If you're using tunnels, you might shape each tunnel.

Hi Joseph, thanks for the reply.

As matter of fact, we had deployed same way with  GRE tunnels in an aggregation router which connected to a half dozen sites, it was working OK.  

But, I have not thought about this way to apply normal ethernet interface, theoretically it should work if each ACL created for every sites and associated with different class-map. I will give a test and let you know.

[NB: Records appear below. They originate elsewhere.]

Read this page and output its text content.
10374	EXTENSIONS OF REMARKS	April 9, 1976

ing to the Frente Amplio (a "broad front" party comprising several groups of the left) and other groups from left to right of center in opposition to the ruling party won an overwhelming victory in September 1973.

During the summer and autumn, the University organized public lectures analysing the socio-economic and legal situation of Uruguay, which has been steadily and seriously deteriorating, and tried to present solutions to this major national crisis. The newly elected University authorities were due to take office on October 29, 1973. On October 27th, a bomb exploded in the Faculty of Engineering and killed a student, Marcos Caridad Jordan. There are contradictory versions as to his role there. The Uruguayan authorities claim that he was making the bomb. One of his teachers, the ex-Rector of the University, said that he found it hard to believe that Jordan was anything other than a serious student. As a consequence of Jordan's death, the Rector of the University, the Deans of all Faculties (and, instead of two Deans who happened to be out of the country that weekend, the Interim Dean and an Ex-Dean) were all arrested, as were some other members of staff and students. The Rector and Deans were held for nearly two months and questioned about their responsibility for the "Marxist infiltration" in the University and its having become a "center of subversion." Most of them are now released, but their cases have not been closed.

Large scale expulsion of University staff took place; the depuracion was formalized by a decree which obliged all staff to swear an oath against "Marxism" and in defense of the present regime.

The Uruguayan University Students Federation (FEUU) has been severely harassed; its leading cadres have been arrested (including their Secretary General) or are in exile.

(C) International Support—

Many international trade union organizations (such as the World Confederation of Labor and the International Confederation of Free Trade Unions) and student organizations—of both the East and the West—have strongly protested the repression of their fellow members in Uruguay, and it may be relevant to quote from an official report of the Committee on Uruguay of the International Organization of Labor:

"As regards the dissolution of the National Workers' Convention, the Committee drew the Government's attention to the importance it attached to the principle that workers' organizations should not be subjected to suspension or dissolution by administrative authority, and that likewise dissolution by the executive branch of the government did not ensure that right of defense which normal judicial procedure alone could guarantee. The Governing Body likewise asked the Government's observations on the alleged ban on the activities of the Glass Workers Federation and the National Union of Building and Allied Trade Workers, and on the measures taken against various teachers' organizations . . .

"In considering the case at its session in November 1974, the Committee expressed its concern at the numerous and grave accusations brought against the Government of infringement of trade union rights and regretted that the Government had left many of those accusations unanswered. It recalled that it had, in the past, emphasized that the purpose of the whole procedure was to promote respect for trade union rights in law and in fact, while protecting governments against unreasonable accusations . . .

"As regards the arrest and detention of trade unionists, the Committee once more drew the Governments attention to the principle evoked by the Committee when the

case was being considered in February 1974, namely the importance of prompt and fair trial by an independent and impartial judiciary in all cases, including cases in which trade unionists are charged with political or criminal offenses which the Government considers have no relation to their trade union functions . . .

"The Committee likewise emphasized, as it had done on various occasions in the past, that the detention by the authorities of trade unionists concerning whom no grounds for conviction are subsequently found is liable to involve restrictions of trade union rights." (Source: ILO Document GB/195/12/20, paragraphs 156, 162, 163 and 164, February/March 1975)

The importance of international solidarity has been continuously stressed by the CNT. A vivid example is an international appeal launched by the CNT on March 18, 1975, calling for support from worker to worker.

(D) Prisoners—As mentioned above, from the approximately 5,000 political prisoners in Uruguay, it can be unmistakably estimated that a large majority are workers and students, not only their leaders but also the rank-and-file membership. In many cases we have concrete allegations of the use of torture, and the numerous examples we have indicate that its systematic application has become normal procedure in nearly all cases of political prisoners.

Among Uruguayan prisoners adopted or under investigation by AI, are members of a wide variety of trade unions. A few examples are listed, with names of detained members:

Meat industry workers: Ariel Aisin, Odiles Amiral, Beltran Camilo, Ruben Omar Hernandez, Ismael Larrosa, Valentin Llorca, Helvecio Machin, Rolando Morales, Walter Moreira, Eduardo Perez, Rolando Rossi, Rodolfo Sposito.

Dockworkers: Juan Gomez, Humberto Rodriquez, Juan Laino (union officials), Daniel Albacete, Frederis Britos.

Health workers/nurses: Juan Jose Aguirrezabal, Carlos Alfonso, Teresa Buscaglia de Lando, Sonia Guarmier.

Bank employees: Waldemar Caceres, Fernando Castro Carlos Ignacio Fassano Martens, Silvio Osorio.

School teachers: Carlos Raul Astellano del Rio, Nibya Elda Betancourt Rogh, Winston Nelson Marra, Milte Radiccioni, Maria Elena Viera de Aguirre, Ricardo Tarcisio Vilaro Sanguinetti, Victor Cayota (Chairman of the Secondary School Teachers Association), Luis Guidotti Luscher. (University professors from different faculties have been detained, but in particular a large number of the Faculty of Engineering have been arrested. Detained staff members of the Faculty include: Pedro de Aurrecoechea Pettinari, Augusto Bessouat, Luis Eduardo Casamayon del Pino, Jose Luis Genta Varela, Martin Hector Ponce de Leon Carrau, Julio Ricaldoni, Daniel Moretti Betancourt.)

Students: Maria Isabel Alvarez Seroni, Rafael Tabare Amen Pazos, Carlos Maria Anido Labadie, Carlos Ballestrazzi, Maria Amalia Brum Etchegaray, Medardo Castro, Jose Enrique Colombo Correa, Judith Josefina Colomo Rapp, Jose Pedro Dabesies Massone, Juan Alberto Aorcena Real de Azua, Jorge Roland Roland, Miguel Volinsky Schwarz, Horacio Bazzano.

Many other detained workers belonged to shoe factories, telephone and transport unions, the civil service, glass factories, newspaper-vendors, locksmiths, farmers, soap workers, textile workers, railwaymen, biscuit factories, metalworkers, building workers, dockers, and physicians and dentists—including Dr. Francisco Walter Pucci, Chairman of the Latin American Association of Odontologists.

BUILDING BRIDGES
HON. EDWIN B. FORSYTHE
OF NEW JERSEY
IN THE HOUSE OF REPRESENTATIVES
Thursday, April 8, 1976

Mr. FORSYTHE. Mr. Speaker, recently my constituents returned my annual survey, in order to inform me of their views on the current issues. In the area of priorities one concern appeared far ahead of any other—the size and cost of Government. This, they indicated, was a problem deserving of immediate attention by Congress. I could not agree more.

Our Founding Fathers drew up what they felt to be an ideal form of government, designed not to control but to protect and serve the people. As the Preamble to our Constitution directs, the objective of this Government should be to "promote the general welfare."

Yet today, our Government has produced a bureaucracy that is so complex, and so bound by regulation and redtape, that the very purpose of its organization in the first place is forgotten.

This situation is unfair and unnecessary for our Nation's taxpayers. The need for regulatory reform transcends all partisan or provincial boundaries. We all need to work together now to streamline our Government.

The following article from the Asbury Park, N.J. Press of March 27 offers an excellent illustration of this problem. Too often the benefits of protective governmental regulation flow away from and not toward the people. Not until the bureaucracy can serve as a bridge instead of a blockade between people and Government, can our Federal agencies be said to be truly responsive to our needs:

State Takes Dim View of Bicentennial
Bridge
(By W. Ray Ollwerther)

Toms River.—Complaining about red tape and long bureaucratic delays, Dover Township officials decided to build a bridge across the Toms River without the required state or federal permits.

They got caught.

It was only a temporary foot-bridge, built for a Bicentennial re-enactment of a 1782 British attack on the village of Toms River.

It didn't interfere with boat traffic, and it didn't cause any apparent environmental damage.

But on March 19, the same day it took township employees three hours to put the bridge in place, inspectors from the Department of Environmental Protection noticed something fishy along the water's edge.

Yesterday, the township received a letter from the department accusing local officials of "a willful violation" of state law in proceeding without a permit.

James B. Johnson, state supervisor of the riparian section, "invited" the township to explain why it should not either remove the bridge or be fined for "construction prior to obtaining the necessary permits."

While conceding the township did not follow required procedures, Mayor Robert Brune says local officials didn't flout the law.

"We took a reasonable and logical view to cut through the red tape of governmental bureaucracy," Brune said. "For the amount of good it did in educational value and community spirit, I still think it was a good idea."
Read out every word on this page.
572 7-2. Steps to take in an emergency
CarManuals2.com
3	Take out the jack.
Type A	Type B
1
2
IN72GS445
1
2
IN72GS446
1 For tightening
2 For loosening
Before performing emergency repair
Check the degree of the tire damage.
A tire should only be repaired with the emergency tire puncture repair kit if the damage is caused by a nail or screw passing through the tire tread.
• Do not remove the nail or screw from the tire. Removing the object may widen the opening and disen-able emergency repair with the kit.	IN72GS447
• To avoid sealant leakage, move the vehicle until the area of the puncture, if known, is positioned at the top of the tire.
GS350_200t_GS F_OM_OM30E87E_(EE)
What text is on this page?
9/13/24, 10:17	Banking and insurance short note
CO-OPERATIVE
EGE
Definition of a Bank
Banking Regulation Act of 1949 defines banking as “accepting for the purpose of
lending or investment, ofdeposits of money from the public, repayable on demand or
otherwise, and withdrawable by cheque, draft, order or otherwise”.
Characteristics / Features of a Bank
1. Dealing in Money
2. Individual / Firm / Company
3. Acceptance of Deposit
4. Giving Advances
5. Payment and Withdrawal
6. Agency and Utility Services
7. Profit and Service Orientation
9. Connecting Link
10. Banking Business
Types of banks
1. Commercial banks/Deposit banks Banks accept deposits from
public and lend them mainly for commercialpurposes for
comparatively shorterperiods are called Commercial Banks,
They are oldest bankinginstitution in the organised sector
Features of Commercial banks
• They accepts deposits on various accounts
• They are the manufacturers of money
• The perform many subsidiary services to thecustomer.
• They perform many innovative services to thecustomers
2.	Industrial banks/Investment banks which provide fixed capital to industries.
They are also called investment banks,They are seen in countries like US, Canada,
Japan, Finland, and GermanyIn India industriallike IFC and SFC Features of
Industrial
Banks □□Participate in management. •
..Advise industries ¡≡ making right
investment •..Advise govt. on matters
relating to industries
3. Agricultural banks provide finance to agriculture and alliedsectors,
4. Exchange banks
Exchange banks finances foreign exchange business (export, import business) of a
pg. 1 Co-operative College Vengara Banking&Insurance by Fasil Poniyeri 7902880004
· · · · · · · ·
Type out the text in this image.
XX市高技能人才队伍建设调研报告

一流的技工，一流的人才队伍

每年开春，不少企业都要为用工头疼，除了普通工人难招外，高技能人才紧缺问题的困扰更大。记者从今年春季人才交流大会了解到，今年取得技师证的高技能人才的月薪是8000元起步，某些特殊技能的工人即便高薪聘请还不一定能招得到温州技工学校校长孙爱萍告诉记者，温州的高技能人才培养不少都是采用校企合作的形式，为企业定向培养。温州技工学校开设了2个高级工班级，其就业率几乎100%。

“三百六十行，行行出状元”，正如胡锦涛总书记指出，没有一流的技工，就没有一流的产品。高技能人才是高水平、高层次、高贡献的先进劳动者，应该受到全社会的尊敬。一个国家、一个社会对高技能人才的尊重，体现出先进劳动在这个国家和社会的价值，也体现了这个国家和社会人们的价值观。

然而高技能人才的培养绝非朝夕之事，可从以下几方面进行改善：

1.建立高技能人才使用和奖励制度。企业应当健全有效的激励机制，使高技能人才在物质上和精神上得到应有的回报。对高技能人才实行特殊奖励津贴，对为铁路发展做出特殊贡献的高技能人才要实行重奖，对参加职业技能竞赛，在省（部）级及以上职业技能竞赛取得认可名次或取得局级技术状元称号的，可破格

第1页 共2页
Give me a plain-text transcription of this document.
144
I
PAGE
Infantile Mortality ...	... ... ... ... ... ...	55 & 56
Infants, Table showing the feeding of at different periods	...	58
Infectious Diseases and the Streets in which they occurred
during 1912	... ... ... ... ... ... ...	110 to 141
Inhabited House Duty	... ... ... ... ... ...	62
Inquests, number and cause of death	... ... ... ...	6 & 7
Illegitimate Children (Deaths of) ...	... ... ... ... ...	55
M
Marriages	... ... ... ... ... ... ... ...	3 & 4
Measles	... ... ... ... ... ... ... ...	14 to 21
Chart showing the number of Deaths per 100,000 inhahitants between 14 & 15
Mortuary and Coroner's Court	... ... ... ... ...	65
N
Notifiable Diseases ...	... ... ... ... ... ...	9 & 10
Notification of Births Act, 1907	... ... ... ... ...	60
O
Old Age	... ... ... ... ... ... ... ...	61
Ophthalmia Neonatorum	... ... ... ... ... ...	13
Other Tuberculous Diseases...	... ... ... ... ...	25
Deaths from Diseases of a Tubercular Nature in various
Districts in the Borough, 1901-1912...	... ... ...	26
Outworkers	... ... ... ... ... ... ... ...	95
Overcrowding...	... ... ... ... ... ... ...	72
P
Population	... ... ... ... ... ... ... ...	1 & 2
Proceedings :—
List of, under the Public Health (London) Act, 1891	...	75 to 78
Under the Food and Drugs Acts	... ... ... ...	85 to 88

Now just curious, let say, from a data center there are 2M lease line to the WAN, and you have 3 sites each has 1M link each to you datacenter. How are you going to shape the bandwidth? If you shape for 1m each which is total 3M, what will happen to the packet, if total outbound traffic from datacenter to branches reach 2M. which sites traffic will be dropped first?    cheers

Disclaimer

The  Author of this posting offers the information contained within this  posting without consideration and with the reader's understanding that  there's no implied or expressed suitability or fitness for any purpose.  Information provided is for informational purposes only and should not  be construed as rendering professional advice of any kind. Usage of this  posting's information is solely at reader's own risk.

Liability Disclaimer

In  no event shall Author be liable for any damages whatsoever (including,  without limitation, damages for loss of use, data or profit) arising out  of the use or inability to use the posting's information even if Author  has been advised of the possibility of such damage.

Posting

Now just curious, let say, from a data center there are 2M lease line to the WAN, and you have 3 sites each has 1M link each to you datacenter. How are you going to shape the bandwidth? If you shape for 1m each which is total 3M, what will happen to the packet, if total outbound traffic from datacenter to branches reach 2M. which sites traffic will be dropped first?    cheers 

Ideally you would also want to shape the physical interface for 3 Mbps, and prioritize traffic to the branches.  I.e. nested shapers.  Unfortunately, I don't believe all Cisco QoS implementations would support.

More of a problem would be the reverse traffic flows, i.e. the branches aggregate is more than the hub can accept.  In that case, you would want QoS on the other side of the ingress link.  Also unfortunately, most providers won't support such QoS on many cloud technologies.